At the time of formation, south and central England was 60°S of the equator and moving northwards. The environment changed from subduction to continental plate volcanics, and ca 540 Ma ago, micro-continental collision caused folding and faulting and the emplacement of igneous intrusions.
In the Cambrian, eustatic sea-level rise resulted in erosion and deposits of beach conglomerates, and ripple-marked sandstones can be found. As the sea deepened, finer material was deposited, forming dark green sandstone containing glauconite. Low energy deposition in the Ordovician resulted in shales rich in graptolite fossils. The end of the Ordovician saw the start of the closure of Iapetus and tectonic activity during which comptonite sills were emplaced. The Silurian and the closure of Iapetus found Shropshire in a tropical zone. At the foot of the Wrekin a classic marine cross-section can be seen. The shallow marine environment left beds full of Pentamerus oblongus, a small brachiopod, the fossils of which look like arrow heads.
The Devonian is absent, but from the Carboniferous an unconformity can be found, resulting from erosion, and sandstone, limestone and coal measures, with some basaltic lava flows. During the Permian the area was at a latitude similar to the Sahara today and red sandstone was deposited. Dune bedding is present near Bridgenorth. Ice Ages left their mark with glaciers forming rounded hills above flat plains and a thick layer of rock flour. The presence of glaciers resulted in the course of the River Severn being diverted.
After the lecture it was time for lunch, and not having been able to make my own sandwiches for the trip, I was left with no alternative than to seek out a pub for nourishment. This diversion into the local hostelries resulted in two of us visiting three pubs in the space of less than an hour, before we found somewhere serving snacks. I am told the local beer is worth a try!

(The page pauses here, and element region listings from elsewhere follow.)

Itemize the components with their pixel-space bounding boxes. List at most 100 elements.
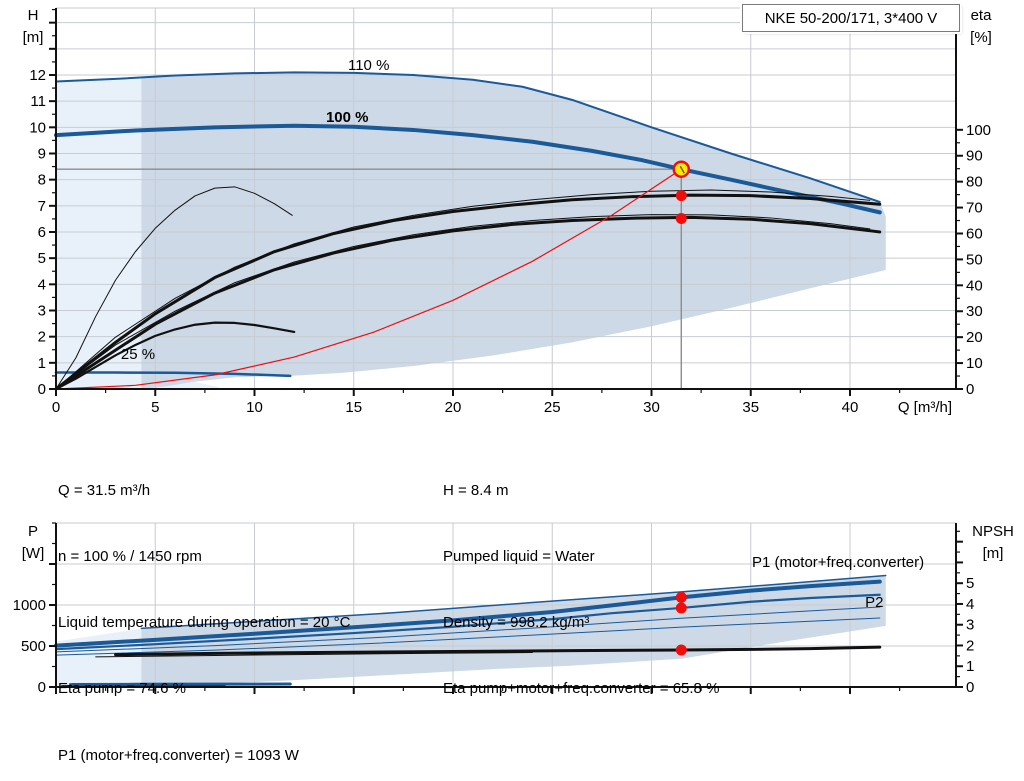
W-axis-ticks: 0 500 1000 P [W] — [13, 522, 56, 696]
eta-pump-curve — [54, 193, 882, 391]
npsh-point-marker — [675, 644, 687, 656]
x-tick-label: 0 — [52, 399, 60, 416]
qh-25pct-curve — [54, 371, 292, 378]
info-eta-total: Eta pump+motor+freq.converter = 65.8 % — [443, 680, 720, 697]
p1-110pct-curve — [140, 574, 887, 630]
x-tick-label: 35 — [742, 399, 759, 416]
curve-label: 100 % — [326, 109, 369, 126]
m-axis-ticks: 0 1 2 3 4 5 NPSH [m] — [956, 523, 1014, 696]
pump-type-label: NKE 50-200/171, 3*400 V — [764, 9, 938, 27]
qh-110pct-curve — [55, 71, 881, 203]
curve-label: P1 (motor+freq.converter) — [752, 554, 924, 571]
p1-curve-curve — [54, 579, 882, 648]
m-tick-label: 2 — [966, 637, 974, 654]
curve-label: P2 — [865, 594, 883, 611]
npsh-thin-curve — [95, 652, 533, 658]
m-tick-label: 0 — [966, 679, 974, 696]
info-pumped-liquid: Pumped liquid = Water — [443, 548, 595, 565]
duty-info-left: Q = 31.5 m³/h n = 100 % / 1450 rpm Liqui… — [58, 436, 350, 744]
x-tick-label: 25 — [544, 399, 561, 416]
H-tick-label: 4 — [38, 276, 46, 293]
x-tick-label: 40 — [842, 399, 859, 416]
p-thin-b-curve — [55, 617, 881, 656]
curve-label: 25 % — [121, 346, 155, 363]
eta-pump-25-curve — [55, 186, 293, 390]
eta-tick-label: 70 — [966, 200, 983, 217]
H-tick-label: 5 — [38, 250, 46, 267]
H-tick-label: 11 — [30, 93, 46, 110]
qh-100pct-curve — [54, 123, 882, 215]
eta-tick-label: 100 — [966, 122, 991, 139]
duty-cursor-mark — [679, 165, 685, 174]
eta-total-25-curve — [54, 321, 296, 391]
m-tick-label: 3 — [966, 617, 974, 634]
info-eta-pump: Eta pump = 74.6 % — [58, 680, 186, 697]
eta-axis-title: eta — [971, 7, 993, 24]
power-envelope — [141, 575, 886, 687]
H-tick-label: 8 — [38, 172, 46, 189]
p2-curve-curve — [54, 593, 881, 651]
eta-tick-label: 50 — [966, 251, 983, 268]
H-tick-label: 2 — [38, 329, 46, 346]
W-axis-title: P — [28, 523, 38, 540]
system-curve-curve — [55, 168, 682, 390]
m-tick-label: 4 — [966, 596, 974, 613]
power-info: P1 (motor+freq.converter) = 1093 W P2 = … — [58, 701, 299, 781]
H-axis-title: H — [28, 7, 39, 24]
duty-info-right: H = 8.4 m Pumped liquid = Water Density … — [443, 436, 719, 744]
eta-tick-label: 80 — [966, 174, 983, 191]
x-tick-label: 20 — [445, 399, 462, 416]
m-axis-title: NPSH — [972, 523, 1014, 540]
info-density: Density = 998.2 kg/m³ — [443, 614, 590, 631]
m-axis-unit: [m] — [983, 545, 1004, 562]
p2-point-marker — [675, 602, 687, 614]
H-tick-label: 9 — [38, 145, 46, 162]
H-axis-unit: [m] — [23, 29, 44, 46]
eta-tick-label: 10 — [966, 355, 983, 372]
eta-tick-label: 40 — [966, 277, 983, 294]
x-axis-title: Q [m³/h] — [898, 399, 952, 416]
info-liquid-temp: Liquid temperature during operation = 20… — [58, 614, 351, 631]
eta-axis-ticks: 0 10 20 30 40 50 60 70 80 90 100 eta [%] — [956, 7, 992, 398]
eta-tick-label: 60 — [966, 225, 983, 242]
H-tick-label: 0 — [38, 381, 46, 398]
x-tick-label: 15 — [345, 399, 362, 416]
pump-type-box: NKE 50-200/171, 3*400 V — [742, 4, 960, 32]
W-tick-label: 0 — [38, 679, 46, 696]
info-p1: P1 (motor+freq.converter) = 1093 W — [58, 747, 299, 764]
operating-envelope — [141, 72, 886, 389]
eta-tick-label: 0 — [966, 381, 974, 398]
npsh-curve-curve — [114, 645, 882, 657]
m-tick-label: 1 — [966, 658, 974, 675]
H-tick-label: 12 — [29, 67, 46, 84]
W-tick-label: 1000 — [13, 597, 46, 614]
x-tick-label: 30 — [643, 399, 660, 416]
H-tick-label: 6 — [38, 224, 46, 241]
p1-point-marker — [675, 591, 687, 603]
eta-tick-label: 90 — [966, 148, 983, 165]
x-axis-ticks — [55, 687, 901, 694]
H-tick-label: 1 — [38, 355, 46, 372]
envelope-light — [56, 77, 219, 389]
x-tick-label: 5 — [151, 399, 159, 416]
W-axis-unit: [W] — [22, 545, 45, 562]
eta-total-curve — [54, 215, 882, 391]
W-tick-label: 500 — [21, 638, 46, 655]
info-speed: n = 100 % / 1450 rpm — [58, 548, 202, 565]
x-axis-ticks: 0 5 10 15 20 25 30 35 40 Q [m³/h] — [52, 389, 952, 416]
eta-axis-unit: [%] — [970, 29, 992, 46]
info-head: H = 8.4 m — [443, 482, 509, 499]
eta-total-110-curve — [55, 214, 871, 390]
eta-tick-label: 20 — [966, 329, 983, 346]
H-tick-label: 10 — [29, 119, 46, 136]
x-tick-label: 10 — [246, 399, 263, 416]
curve-label: 110 % — [348, 57, 389, 74]
eta-total-point-marker — [675, 212, 687, 224]
m-tick-label: 5 — [966, 575, 974, 592]
qh-chart: 0 5 10 15 20 25 30 35 40 Q [m³/h]0123456789101112… — [23, 7, 993, 416]
H-tick-label: 3 — [38, 302, 46, 319]
duty-crosshair — [56, 168, 682, 389]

After lunch we drove to the Wrekin. My first impression was that of a green version of Ayer’s Rock, rising sharply from the plain. It did rise sharply, as knees and ankles will testify, and we slowly wound our way towards the top, stopping at interesting outcrops, eg. a dolerite dyke and a deposit of what is locally termed ‘quartzite’ but which is not metamorphic and can probably be best described as an arkose sandstone. On the way up it was pleasant to chat to the participants and exchange stories. I stopped a little below the actual summit and sat on a grassy mound admiring the view, together with Alan Bates, local newsletter editor. It was cloudy, but the sun broke through, revealing the patchwork of fields below and the hills in the distance. After the march back to the cars it was time for me to head for Birmingham airport and home, but my flight was late and I missed my connection, arriving in Bern, the last part of my journey in a chauffeur-driven Mercedes, courtesy of SWISS, around midnight. I may have been tired, but it was a thoroughly enjoyable trip with some great people and interesting geology. Thanks, West Midlands, for giving me a day to remember!